US Attorney Sutton Resigns
AUSTIN, Texas (AP) – The U.S. attorney who won the conviction of two Border Patrol agents for shooting of a fleeing drug dealer is resigning.
Johnny Sutton, the top federal prosecutor for 68 counties in Central and West Texas, notified President Barack Obama that he is resigning. He was appointed by Republican President George W. Bush in 2001, so his decision to step down in the new Democratic administration is not surprising.
His last day in the U.S. attorney’s Western District office will be April 19. Sutton, 48, became a lightning rod for conservatives angry with his prosecution of agents Ignacio Ramos and Jose Compean in the coverup of a shooting of the unarmed drug smuggler near El Paso. They were convicted of shooting at the fleeing smuggler and lying about it and were sentenced to prison.
The New Orleans-based U.S. 5th Circuit Court of Appeals upheld the verdict, and the Supreme Court refused to hear a further appeal.
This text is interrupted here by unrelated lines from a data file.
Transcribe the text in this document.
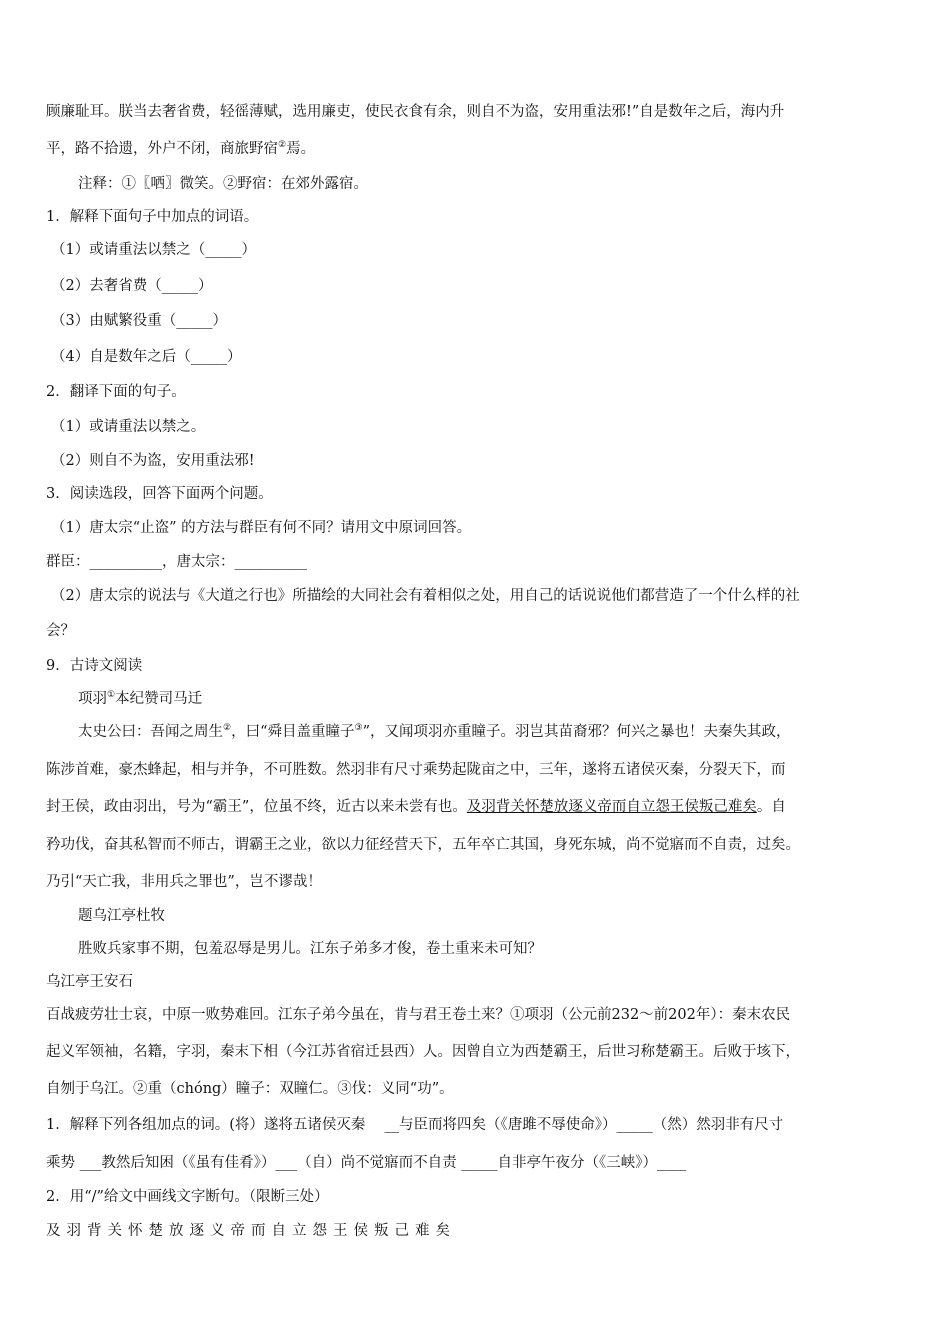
顾廉耻耳。朕当去奢省费，轻徭薄赋，选用廉吏，使民衣食有余，则自不为盗，安用重法邪!”自是数年之后，海内升
平，路不拾遗，外户不闭，商旅野宿②焉。
注释：①〖哂〗微笑。②野宿：在郊外露宿。
1．解释下面句子中加点的词语。
（1）或请重法以禁之（_____）
（2）去奢省费（_____）
（3）由赋繁役重（_____）
（4）自是数年之后（_____）
2．翻译下面的句子。
（1）或请重法以禁之。
（2）则自不为盗，安用重法邪!
3．阅读选段，回答下面两个问题。
（1）唐太宗“止盗” 的方法与群臣有何不同？请用文中原词回答。
群臣：__________，唐太宗：__________
（2）唐太宗的说法与《大道之行也》所描绘的大同社会有着相似之处，用自己的话说说他们都营造了一个什么样的社
会？
9．古诗文阅读
项羽①本纪赞司马迁
太史公曰：吾闻之周生②，曰“舜目盖重瞳子③”，又闻项羽亦重瞳子。羽岂其苗裔邪？何兴之暴也！夫秦失其政，
陈涉首难，豪杰蜂起，相与并争，不可胜数。然羽非有尺寸乘势起陇亩之中，三年，遂将五诸侯灭秦，分裂天下，而
封王侯，政由羽出，号为“霸王”，位虽不终，近古以来未尝有也。及羽背关怀楚放逐义帝而自立怨王侯叛己难矣。自
矜功伐，奋其私智而不师古，谓霸王之业，欲以力征经营天下，五年卒亡其国，身死东城，尚不觉寤而不自责，过矣。
乃引“天亡我，非用兵之罪也”，岂不谬哉！
题乌江亭杜牧
胜败兵家事不期，包羞忍辱是男儿。江东子弟多才俊，卷土重来未可知？
乌江亭王安石
百战疲劳壮士哀，中原一败势难回。江东子弟今虽在，肯与君王卷土来？①项羽（公元前232～前202年）：秦末农民
起义军领袖，名籍，字羽，秦末下相（今江苏省宿迁县西）人。因曾自立为西楚霸王，后世习称楚霸王。后败于垓下，
自刎于乌江。②重（chóng）瞳子：双瞳仁。③伐：义同“功”。
1．解释下列各组加点的词。(将）遂将五诸侯灭秦　 __与臣而将四矣（《唐雎不辱使命》）_____（然）然羽非有尺寸
乘势 ___教然后知困（《虽有佳肴》）___（自）尚不觉寤而不自责 _____自非亭午夜分（《三峡》）____
2．用“/”给文中画线文字断句。（限断三处）
及羽背关怀楚放逐义帝而自立怨王侯叛己难矣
But Bush commuted the sentences in January, and both men were released from custody in February.
Sutton, testifying before the Senate Judiciary Committee in 2007, defended the prosecutions as the right thing to do. U.S. Rep. Lamar Smith, R-San Antonio, the ranking Republican on the House Judiciary Committee, said Sutton pushed for the commuted sentences. Smith said Sutton “did a good job overall as U.S. attorney.”
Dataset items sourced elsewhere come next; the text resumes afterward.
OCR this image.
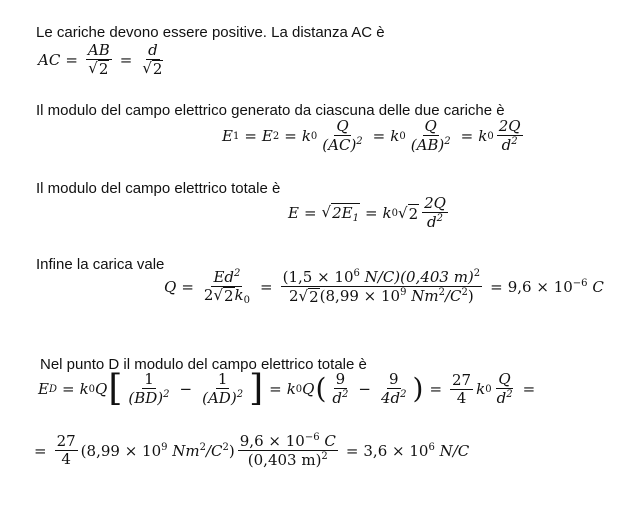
Le cariche devono essere positive. La distanza AC è
AC = $\frac{AB}{√ 2} = \frac{d}{√ 2}$
Il modulo del campo elettrico generato da ciascuna delle due cariche è
E 1 = E 2 = k $0 \frac{Q}{(AC)^2} = k$ $0 \frac{Q}{(AB)^2} = k$ $0 \frac{2Q}{d^2}$
Il modulo del campo elettrico totale è
E = √ $2E_1 = k$ 0 √ $2 \frac{2Q}{d^2}$
Infine la carica vale
$Q = \frac{Ed^2}{2 √ 2 k_0} = \frac{(1,5 \times 10^6 N/C)(0,403 m)^2}{2 √ 2 (8,99 \times 10^9 Nm^2/C^2)} = 9,6 \times 10^{-6}$ C
Nel punto D il modulo del campo elettrico totale è
E D = k 0 Q [ $\frac{1}{(BD)^2} - \frac{1}{(AD)^2}$ ] = k 0 Q ( $\frac{9}{d^2} - \frac{9}{4d^2}$ ) = $\frac{27}{4}$ k $0 \frac{Q}{d^2}$ =
= $\frac{27}{4} (8,99 \times 10^9$ $Nm^2/C^2) \frac{9,6 \times 10^{-6} C}{(0,403 m)^2} = 3,6 \times 10^6$ N/C
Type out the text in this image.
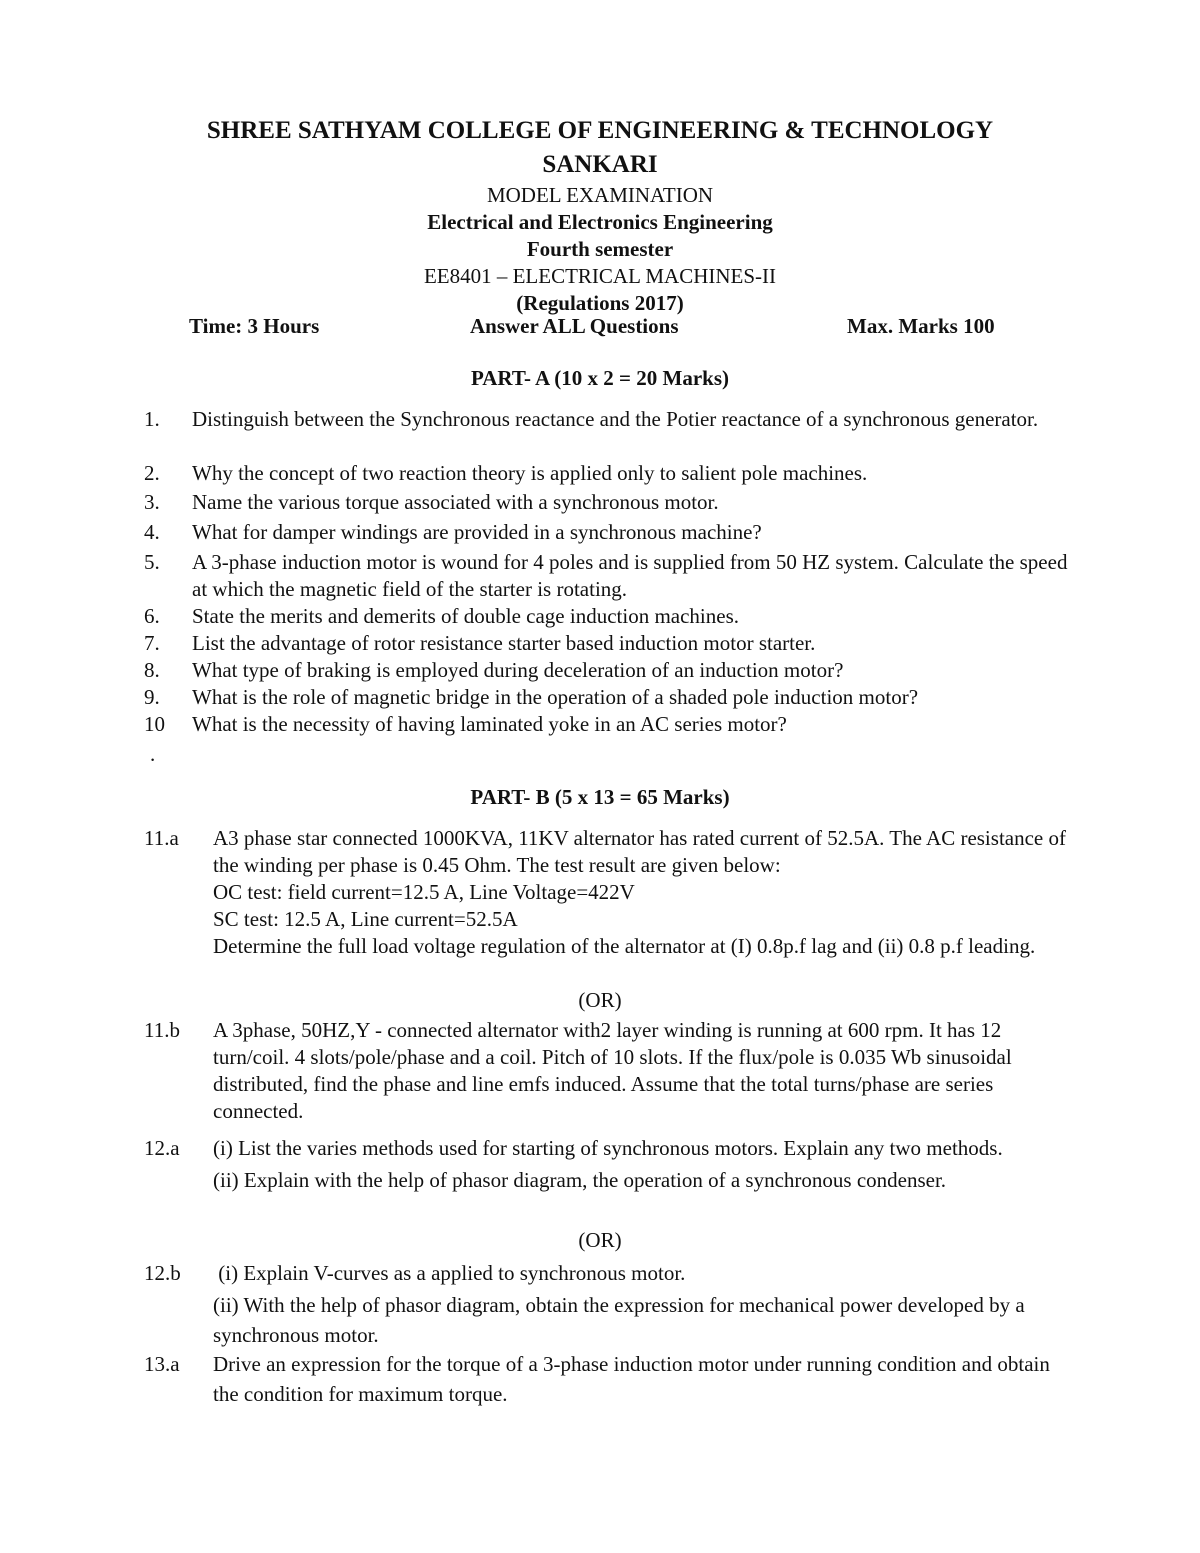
SHREE SATHYAM COLLEGE OF ENGINEERING & TECHNOLOGY
SANKARI
MODEL EXAMINATION
Electrical and Electronics Engineering
Fourth semester
EE8401 – ELECTRICAL MACHINES-II
(Regulations 2017)
Time: 3 Hours	Answer ALL Questions	Max. Marks 100
PART- A (10 x 2 = 20 Marks)
1.	Distinguish between the Synchronous reactance and the Potier reactance of a synchronous generator.
2.	Why the concept of two reaction theory is applied only to salient pole machines.
3.	Name the various torque associated with a synchronous motor.
4.	What for damper windings are provided in a synchronous machine?
5.	A 3-phase induction motor is wound for 4 poles and is supplied from 50 HZ system. Calculate the speed at which the magnetic field of the starter is rotating.
6.	State the merits and demerits of double cage induction machines.
7.	List the advantage of rotor resistance starter based induction motor starter.
8.	What type of braking is employed during deceleration of an induction motor?
9.	What is the role of magnetic bridge in the operation of a shaded pole induction motor?
10	What is the necessity of having laminated yoke in an AC series motor?
.
PART- B (5 x 13 = 65 Marks)
11.a	A3 phase star connected 1000KVA, 11KV alternator has rated current of 52.5A. The AC resistance of the winding per phase is 0.45 Ohm. The test result are given below:

OC test: field current=12.5 A, Line Voltage=422V

SC test: 12.5 A, Line current=52.5A

Determine the full load voltage regulation of the alternator at (I) 0.8p.f lag and (ii) 0.8 p.f leading.

11.b	A 3phase, 50HZ,Y - connected alternator with2 layer winding is running at 600 rpm. It has 12 turn/coil. 4 slots/pole/phase and a coil. Pitch of 10 slots. If the flux/pole is 0.035 Wb sinusoidal distributed, find the phase and line emfs induced. Assume that the total turns/phase are series connected.
12.a	(i) List the varies methods used for starting of synchronous motors. Explain any two methods.

(ii) Explain with the help of phasor diagram, the operation of a synchronous condenser.

12.b	(i) Explain V-curves as a applied to synchronous motor.

(ii) With the help of phasor diagram, obtain the expression for mechanical power developed by a synchronous motor.

13.a	Drive an expression for the torque of a 3-phase induction motor under running condition and obtain the condition for maximum torque.
(OR)
(OR)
Texas’ two U.S. senators and congressional Democrats will now vet candidates to fill the job and for other vacant U.S. attorney positions in the state. The delegation will offer candidates to Obama, whose nominees will need Senate confirmation. Sutton was a prosecutor for eight years in the Harris County district attorney’s office before moving to Austin in 1995 as then-Gov. Bush’s criminal justice policy director.
He followed Bush to Washington, providing advice on U.S.-Mexico border issues in the Justice Department. He later returned to Texas one of the state’s four U.S. attorneys.
Sutton also was a University of Texas baseball star during the team’s 1983 national title run.